Black in Brighton: Mariam Issa’s Resilient life
A Tale of Two New Years
On New Year’s Eve 2009, fireworks in the Melbourne suburb of Brighton threatened to re-open old wounds from Mogadishu 1991. Somali-born Mariam Issa struggled to overcome memories of war nearly 20 years earlier. It was not typical of her. She describes herself as someone “who goes out with a smile”.
Mariam’s life has been a series of new years: changing countries, changing cultures, changing roles and responsibilities. Her self-published autobiography A Resilient Life was launched at the old Brighton Town Hall in Melbourne’s bayside suburb on 4 December 2012. It is self-published by Harsons Graphics.
It was a large crowd for this kind of event: family, friends and people from the local community. This is a stirring example of Mariam’s belief in a “resilient and adaptable community”. She stresses the importance of breaking barriers. Her life so far has certainly fitted that tag.
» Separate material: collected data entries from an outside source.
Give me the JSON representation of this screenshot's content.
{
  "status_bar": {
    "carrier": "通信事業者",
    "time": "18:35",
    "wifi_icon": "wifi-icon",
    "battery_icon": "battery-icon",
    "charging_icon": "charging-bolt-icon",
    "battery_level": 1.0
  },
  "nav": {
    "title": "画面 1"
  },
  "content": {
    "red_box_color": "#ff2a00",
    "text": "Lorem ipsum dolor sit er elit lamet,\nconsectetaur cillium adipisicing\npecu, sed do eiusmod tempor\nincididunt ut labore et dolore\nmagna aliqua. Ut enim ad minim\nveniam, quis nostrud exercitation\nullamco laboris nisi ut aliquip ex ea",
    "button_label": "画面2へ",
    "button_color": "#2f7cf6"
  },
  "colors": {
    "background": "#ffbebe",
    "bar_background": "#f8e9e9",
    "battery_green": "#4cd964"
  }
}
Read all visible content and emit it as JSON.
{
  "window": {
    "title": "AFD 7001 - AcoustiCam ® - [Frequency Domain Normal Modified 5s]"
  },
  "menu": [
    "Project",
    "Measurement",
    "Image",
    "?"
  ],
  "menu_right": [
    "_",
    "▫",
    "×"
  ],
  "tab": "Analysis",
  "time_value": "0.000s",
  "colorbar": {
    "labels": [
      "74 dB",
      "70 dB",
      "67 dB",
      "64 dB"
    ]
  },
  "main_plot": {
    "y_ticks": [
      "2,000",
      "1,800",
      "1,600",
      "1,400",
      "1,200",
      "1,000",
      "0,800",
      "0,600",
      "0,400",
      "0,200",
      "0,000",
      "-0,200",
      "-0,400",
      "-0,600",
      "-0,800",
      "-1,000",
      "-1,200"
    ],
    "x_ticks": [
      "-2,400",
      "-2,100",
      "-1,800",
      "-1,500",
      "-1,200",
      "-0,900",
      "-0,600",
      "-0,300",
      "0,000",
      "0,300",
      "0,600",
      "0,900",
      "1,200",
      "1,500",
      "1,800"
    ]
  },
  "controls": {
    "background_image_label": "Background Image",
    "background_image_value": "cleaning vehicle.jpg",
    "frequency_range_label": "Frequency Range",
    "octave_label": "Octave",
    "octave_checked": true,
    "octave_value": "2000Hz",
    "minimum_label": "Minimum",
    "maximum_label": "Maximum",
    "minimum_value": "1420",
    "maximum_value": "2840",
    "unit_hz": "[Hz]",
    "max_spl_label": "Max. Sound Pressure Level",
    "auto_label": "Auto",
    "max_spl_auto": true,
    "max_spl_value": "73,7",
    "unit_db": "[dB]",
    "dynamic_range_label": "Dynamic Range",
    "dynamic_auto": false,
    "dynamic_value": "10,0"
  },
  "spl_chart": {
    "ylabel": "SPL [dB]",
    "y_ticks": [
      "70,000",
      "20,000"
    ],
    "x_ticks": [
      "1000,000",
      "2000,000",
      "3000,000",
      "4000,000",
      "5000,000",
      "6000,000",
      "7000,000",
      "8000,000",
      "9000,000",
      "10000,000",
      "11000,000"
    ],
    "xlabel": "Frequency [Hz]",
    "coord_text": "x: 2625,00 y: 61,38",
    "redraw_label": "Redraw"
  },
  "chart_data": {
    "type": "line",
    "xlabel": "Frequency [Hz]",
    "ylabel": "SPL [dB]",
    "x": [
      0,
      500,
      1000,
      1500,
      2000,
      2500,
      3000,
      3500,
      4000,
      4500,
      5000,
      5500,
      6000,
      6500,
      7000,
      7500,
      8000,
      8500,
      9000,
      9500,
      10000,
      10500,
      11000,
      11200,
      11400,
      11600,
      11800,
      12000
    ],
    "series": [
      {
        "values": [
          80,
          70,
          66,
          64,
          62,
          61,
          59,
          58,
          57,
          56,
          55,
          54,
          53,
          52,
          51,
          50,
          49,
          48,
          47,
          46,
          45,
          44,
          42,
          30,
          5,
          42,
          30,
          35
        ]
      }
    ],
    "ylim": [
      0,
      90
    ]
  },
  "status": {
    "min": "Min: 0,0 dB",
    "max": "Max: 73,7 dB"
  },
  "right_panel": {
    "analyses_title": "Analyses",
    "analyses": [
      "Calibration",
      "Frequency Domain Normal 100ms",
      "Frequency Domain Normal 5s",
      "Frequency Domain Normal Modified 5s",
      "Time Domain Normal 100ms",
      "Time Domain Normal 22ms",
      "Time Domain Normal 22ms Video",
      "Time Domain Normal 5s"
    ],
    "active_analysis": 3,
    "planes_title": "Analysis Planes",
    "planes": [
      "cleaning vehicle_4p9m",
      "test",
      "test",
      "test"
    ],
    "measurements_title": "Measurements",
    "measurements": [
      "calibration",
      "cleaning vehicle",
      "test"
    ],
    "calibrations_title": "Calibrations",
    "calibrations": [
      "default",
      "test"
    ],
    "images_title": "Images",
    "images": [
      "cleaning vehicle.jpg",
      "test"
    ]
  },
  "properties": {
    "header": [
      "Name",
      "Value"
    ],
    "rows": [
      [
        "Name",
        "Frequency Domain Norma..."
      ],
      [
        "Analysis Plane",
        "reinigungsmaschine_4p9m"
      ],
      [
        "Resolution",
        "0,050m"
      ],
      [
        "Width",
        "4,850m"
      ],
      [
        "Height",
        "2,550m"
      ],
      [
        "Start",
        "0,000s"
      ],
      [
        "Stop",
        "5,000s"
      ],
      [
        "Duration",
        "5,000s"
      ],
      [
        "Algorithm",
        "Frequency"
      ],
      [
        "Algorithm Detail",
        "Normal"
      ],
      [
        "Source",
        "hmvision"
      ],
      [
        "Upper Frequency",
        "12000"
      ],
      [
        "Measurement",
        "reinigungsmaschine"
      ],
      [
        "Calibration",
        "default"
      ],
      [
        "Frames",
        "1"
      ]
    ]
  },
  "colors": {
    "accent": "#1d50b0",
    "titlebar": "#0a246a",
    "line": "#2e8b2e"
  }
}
Her inspiring speech at the book launch is captured in this video:
Growing Up in Africa
Mariam was born in Kismayu, Somalia, in the tumultuous year of 1968, before moving to Majengo in Kenya where she started school. The importance to Mariam of Hooyo (her mother) and Ayeeyo (her grandmother) is reflected in the book’s dedication and her vivid memories of these strong women throughout the book. With Hooyo’s support, Mariam managed to finish secondary school despite strong opposition from her father.
As a young woman, she moved once again to join her husband Mohamed in Qatar. A move back to his hometown of Mogadishu was short-lived. While her husband was away, the outbreak of war forced Mariam to flee to Kenya, with her two small children Abdul and Abdi. They faced a four-day ordeal on a leaky, overcrowded boat with little food or water. It almost ended in disaster when the authorities at Mombasa tried to prevent them from landing.
A New Continent
Eight very tough years in Kenya as refugees followed. The family of seven, including their daughters Sumaya and Sarah and third son Yusuf, finally emigrated to Australia in 1998 through the family reunion scheme. After 14 years in Melbourne, Mariam has completed what she calls her “integration project”, which has certainly had it challenging moments.
She has re-invented herself once again. Now she is a budding entrepreneur with a cooking school Cook with Mariam and a passion for permaculture. She shares these interests with a group named RAW (Resilient Aspiring Women), which has been developing a community permaculture garden.
Her detailed accounts are well worth reading. “I don’t have to talk about myself anymore,” Mariam said at the launch event. “Read the book if you want to know about me.”
Her priorities in life are clear: family, friends and community; religion and culture. Like most Somalis, she is a practising Muslim. Two factors that have also helped in her journey have been her lifelong love of reading through her access to English books and her independent spirit.
At the launch, Margaret Gambold praised her friend:
“Great fortitude, bravery and determination mark Mariam’s journey – and over the intimate times we shared I grew to immensely admire her – one could say – tunnel vision to integration – despite any and many obstacles.
She is in every way one of the pioneers for all African refugee women. A leader, an encourager and most of all a caring and sharing individual who has opened the gateway for those who dare to follow.”
Mariam talked of Somalia’s culture of storytellers and the way it helps to humanize, empower and educate one another. “We can visit one another’s reality with compassion … and just understand the other person.”